The Premier and the new water minister have got a lot to answer for to the people of South Australia. Victoria has signed up to the agreement, as has the ACT—they are receiving extra funding. The Premier and the water minister continue to say to my constituents and to the people of South Australia that we are days away from signing that agreement. Now it has been weeks since they have said it will be days. Again, South Australia is being left out in the dry. The Premier is spin-drying the people of South Australia. More importantly, he is spin-drying the people of Chaffey.

The water minister of South Australia is saying that the Coalition is the biggest risk to South Australia and yet I have an article here to say that Mr Joyce and the Coalition represented the biggest risk to the Murray-Darling Basin Plan, which they signed on to, but South Australia has still not signed on to the intergovernmental agreement. What sort of hypocrisy is that, Mr Speaker?

Again, South Australia now needs to achieve 83 gigalitres of water, and for the Premier not to sign up to this intergovernmental agreement again puts the Water Industry Alliance initiative at risk—$240 million that is coming into the river communities of South Australia to achieve 40 gigalitres of water through infrastructure improvements. Those infrastructure improvements are for water. Again, that is more water that South Australia will give up, remembering that the Premier said that irrigators would not have to give up any more water under his watch. Again, that is a broken promise.
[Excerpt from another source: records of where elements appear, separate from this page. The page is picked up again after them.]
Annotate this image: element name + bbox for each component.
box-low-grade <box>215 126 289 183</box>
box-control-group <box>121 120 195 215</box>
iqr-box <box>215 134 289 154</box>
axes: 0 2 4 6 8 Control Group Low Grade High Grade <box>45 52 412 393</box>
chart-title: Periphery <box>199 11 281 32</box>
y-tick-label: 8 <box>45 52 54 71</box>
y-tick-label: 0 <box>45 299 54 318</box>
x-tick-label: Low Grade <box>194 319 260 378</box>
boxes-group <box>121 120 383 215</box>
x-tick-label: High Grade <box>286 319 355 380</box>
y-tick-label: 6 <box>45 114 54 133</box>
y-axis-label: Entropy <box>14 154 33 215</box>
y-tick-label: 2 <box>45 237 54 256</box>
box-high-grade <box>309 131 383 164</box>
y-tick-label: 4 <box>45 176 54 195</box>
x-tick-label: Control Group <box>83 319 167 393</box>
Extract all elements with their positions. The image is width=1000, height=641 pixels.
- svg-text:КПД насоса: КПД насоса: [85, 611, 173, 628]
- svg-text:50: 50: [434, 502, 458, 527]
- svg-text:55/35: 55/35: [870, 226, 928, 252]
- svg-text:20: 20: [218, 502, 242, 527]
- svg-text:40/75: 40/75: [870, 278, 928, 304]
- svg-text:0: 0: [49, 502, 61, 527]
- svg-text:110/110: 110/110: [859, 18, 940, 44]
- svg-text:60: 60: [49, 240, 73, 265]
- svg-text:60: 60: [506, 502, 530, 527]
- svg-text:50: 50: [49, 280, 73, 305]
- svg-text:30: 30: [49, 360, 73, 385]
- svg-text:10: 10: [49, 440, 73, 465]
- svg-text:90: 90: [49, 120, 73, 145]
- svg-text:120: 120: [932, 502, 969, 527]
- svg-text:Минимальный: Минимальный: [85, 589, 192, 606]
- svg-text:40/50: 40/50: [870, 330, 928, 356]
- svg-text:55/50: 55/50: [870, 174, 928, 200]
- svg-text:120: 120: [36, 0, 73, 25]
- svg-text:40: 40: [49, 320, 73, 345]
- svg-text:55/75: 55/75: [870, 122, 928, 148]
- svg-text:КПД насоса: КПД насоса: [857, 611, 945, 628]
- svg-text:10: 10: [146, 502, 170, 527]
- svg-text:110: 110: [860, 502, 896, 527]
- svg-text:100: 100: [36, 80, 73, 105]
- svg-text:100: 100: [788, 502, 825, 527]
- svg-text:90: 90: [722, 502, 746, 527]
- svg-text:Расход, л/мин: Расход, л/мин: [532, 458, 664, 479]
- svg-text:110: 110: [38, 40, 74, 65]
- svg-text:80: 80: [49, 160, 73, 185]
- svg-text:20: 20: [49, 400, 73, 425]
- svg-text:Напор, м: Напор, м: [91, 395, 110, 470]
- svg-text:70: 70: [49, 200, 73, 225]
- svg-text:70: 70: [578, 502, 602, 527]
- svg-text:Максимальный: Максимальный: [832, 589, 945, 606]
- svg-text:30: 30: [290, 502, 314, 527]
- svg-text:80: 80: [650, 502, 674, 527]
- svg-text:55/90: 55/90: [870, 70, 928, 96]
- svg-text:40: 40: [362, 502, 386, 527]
The government has committed another 20 gigalitres as part of that 83 gigalitres, but guess where that 20 gigalitres has come from? Yes, it came from the suffering irrigators during the drought. They had to sell their water, under sufferance; they were not willing sellers. They were sellers due to bank pressure, due to the drought, due to watching their trees die. They had to sell that water to the government. Again, we look at the water minister and the Premier here in South Australia not living up to a promise. That is another broken promise. We continually hear the Premier and the water minister, who he goes to for advice, saying to my constituents, 'We're days away.'

I have the banks ringing me and saying, 'What is the Premier doing about signing this intergovernmental agreement?' We have finance contracts that we need to get into play so that people can improve their efficiencies and make the necessary management changes on their properties. Yet we have a Premier and a minister who are giving us more and more spin, just drying out the river communities of South Australia.

We see the Australian Conservation Foundation saying that the Coalition's capping the buyback is not the answer, that it is putting the basin at risk. I say to them that we have to have the balance: we have to have buyback, but we also have to have the infrastructure upgrades so that we can have people growing our food, so that we can have communities who live on a sustainable river. To have our Premier, our water minister and the Conservation Foundation saying that the Coalition is the problem is absolutely outrageous.

The South Australian Liberal Party has said from day one that the 2,750 is achievable and that we need a balance in this plan, yet we have the Premier telling us that we are the biggest problem. We have the minister now saying that the federal Coalition is the biggest problem.